South Korea is a pretty safe country. My stay in Busan was a safe one, and I even noticed many solo male and female tourists. I have always felt safe whenever I walked in Busan, and I can confess it is one of my favorite safe havens that I have been to.
Busan is safe, but you need to take precautions anyway. Keep a keen eye on your belongings and let common sense guide you. In case you notice anything suspicious, don’t hesitate to inform the authorities because all that glitters may not be gold.
- Pushing In Crowd Is Normal
Busan is the second largest city in South Korea, and the multitude of crowds on the streets is inevitable. People will shovel their way around, and it’s very familiar. They are not rude; they need to get to their destination as fast as they can. Be prepaid to knock or be knocked on the streets of Busan and don’t look back; it’s normal.

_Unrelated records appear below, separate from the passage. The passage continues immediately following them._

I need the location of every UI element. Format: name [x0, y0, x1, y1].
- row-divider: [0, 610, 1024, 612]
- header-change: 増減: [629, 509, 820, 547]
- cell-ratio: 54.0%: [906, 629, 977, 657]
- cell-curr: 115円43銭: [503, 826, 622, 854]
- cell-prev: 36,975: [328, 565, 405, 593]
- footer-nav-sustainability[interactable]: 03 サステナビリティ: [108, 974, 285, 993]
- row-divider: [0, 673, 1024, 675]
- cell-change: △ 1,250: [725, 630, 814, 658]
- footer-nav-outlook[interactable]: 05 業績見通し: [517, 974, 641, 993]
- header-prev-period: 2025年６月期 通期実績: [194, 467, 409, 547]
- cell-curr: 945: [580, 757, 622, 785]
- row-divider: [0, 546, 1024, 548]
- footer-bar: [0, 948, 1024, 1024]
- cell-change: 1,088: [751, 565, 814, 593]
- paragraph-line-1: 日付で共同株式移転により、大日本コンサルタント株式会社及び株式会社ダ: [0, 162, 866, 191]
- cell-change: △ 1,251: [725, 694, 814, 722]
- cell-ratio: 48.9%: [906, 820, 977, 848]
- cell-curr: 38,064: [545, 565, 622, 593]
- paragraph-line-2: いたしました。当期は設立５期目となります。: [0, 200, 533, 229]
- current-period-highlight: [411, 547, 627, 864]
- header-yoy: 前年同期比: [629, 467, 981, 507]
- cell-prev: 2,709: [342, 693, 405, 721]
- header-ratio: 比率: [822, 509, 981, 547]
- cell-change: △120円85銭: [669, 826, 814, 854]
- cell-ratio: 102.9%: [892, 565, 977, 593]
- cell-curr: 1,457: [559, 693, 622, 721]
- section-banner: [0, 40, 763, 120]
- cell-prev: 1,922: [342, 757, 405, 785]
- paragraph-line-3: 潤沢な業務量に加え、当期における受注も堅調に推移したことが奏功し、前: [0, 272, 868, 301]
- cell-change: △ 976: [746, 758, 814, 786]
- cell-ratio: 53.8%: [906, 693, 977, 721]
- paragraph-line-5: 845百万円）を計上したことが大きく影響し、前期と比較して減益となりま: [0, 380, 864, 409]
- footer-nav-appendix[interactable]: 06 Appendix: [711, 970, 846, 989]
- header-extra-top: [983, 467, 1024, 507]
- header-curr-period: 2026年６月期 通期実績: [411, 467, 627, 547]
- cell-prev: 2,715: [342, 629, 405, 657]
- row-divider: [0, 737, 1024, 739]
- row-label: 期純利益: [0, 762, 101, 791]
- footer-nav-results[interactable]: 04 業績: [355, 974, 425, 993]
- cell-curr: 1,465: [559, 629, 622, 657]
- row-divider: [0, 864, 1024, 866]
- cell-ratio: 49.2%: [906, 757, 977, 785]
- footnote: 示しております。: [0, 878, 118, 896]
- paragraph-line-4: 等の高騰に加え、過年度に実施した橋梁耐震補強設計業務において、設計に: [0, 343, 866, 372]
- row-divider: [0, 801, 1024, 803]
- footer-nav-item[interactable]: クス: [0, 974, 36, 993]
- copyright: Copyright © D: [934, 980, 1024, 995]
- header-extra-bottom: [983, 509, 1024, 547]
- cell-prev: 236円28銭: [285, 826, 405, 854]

- Do Not Flush The Toilets Here!
My first visit to Busan got me thinking of it as a metropolitan city until I saw the toilets. The toilets are quite different here and, to some extent, gross. All the public restrooms have a trash can to disposing used toilet papers, and I find that quite appalling.
The toilets here are the ‘squat’ types, and after you are done, you dispose of your used toilet paper in the trash can just next to you. You don’t need to flush, and I was quite uncomfortable with that.